Faster than a speeding bullet. More powerful than a locomotive. Able to leap tall buildings in a single bound. Yes, it's all there, and not by coincidence. The second Action Comics #1 visually-checks numerous elements of Superman lore without always name-checking them. And so, we get references to the Thirties in the form of the wife-beater who is thrown through a wall, the poor tenants who have their homes destroyed, and even (Neo) Nazis. We get a nod to the 1978 movie when Superman is asked if he can do something and he says he's never tried. From later eras, we see a photo of the deceased Kents, Jimmy Olsen holding a device that emits a zee zee zee, and of course, Lois Lane putting herself at risk and needing to be saved. Grant Morrison is aware of the elements he wanted to include, but unlike the Superman he portrays, he doesn't want to beat anyone over the head with them.
And conscious as he is of the little touches, he begins on page 1 by showing Superman overshoot his intended target. The seemingly countless elements of Superman lore that Morrison includes make it important to note which ones he avoids. This is not the Superman who is so used to holding back that he has forgotten what it is like to go all out. This Superman is going all out, frequently, and he's a bit of a bull in a china shop.
The china happens to be the powerful and the corrupt, who include Glen Glenmorgan, the Army of Sam Lane, and a Lex Luthor who is not a fugitive, but far from law-abiding, and whose use of electricity to stun, but not stop, Superman, channels the Ultra-Humanite from Action #13. Glenmorgan merges together in one person several powerful men whom Superman harassed in 1938's Action, including a magnate who is promoting arms in order to sell armaments and a mine owner who subjected his workers to unsafe conditions. He may also be based on Morgan Edge, as the owner of Galaxy, and the Earthly liaision of Intergang, and therefore of Darkseid. This, then plays on the Darkseid plot in JLA #1, and suggests that the matchup we saw in Final Crisis that nearly ended the last DC Universe is at the forefront as we begin this one.

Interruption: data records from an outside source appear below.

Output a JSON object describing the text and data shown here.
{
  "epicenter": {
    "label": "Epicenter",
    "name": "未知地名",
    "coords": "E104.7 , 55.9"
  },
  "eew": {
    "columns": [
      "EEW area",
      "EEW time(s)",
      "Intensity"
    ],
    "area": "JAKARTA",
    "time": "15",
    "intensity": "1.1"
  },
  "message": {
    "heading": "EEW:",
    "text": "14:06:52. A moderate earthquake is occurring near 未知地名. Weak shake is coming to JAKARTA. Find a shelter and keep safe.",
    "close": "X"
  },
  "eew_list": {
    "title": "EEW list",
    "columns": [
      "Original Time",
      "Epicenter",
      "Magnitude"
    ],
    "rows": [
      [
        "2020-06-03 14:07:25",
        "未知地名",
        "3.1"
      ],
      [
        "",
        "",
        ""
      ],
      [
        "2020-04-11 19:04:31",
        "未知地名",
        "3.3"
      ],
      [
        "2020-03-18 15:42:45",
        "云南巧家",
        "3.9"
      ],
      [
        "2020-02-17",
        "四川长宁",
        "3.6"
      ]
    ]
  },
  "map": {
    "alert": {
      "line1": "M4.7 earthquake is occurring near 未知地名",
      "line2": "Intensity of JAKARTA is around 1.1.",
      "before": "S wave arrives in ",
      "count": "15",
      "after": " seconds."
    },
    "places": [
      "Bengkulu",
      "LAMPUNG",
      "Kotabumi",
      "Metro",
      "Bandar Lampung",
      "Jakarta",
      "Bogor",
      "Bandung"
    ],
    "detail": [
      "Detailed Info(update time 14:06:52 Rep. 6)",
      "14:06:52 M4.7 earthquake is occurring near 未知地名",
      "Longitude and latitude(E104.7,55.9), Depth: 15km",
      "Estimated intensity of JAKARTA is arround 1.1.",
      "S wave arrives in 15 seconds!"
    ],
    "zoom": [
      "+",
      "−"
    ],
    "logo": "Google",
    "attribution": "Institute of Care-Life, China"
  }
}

Morrison excels in teasing future plots, and while the main action in Action #1 concerns Sam Lane and Luthor teaming to trap Superman (as in the recently out-of-continuity Superman Secret Origin) while the threat of Intergang looms, there is more. An object entering the solar system from afar is sure to be the focus of another plot. The diction resembles that used of the kryptonite asteroid from Jeph Loeb's Superman/Batman, but this could be just about any interplanetary friend or (more likely) foe. Clark Kent's landlady has a name that suggests the Fifth Dimension. The three friends -- two men and a beautiful blonde -- visiting Clark are almost certainly the Legion of Super Heroes. And as Clark now works for an editor named Taylor, he is probably at the Daily Star, which may go out of business if it is, as stars normally are, part of Galaxy. That would mean that by taking down Glenmorgan, Superman is taking down Clark Kent's boss. And the little man turning the tables is what Action #1 was all about. Both Action #1s.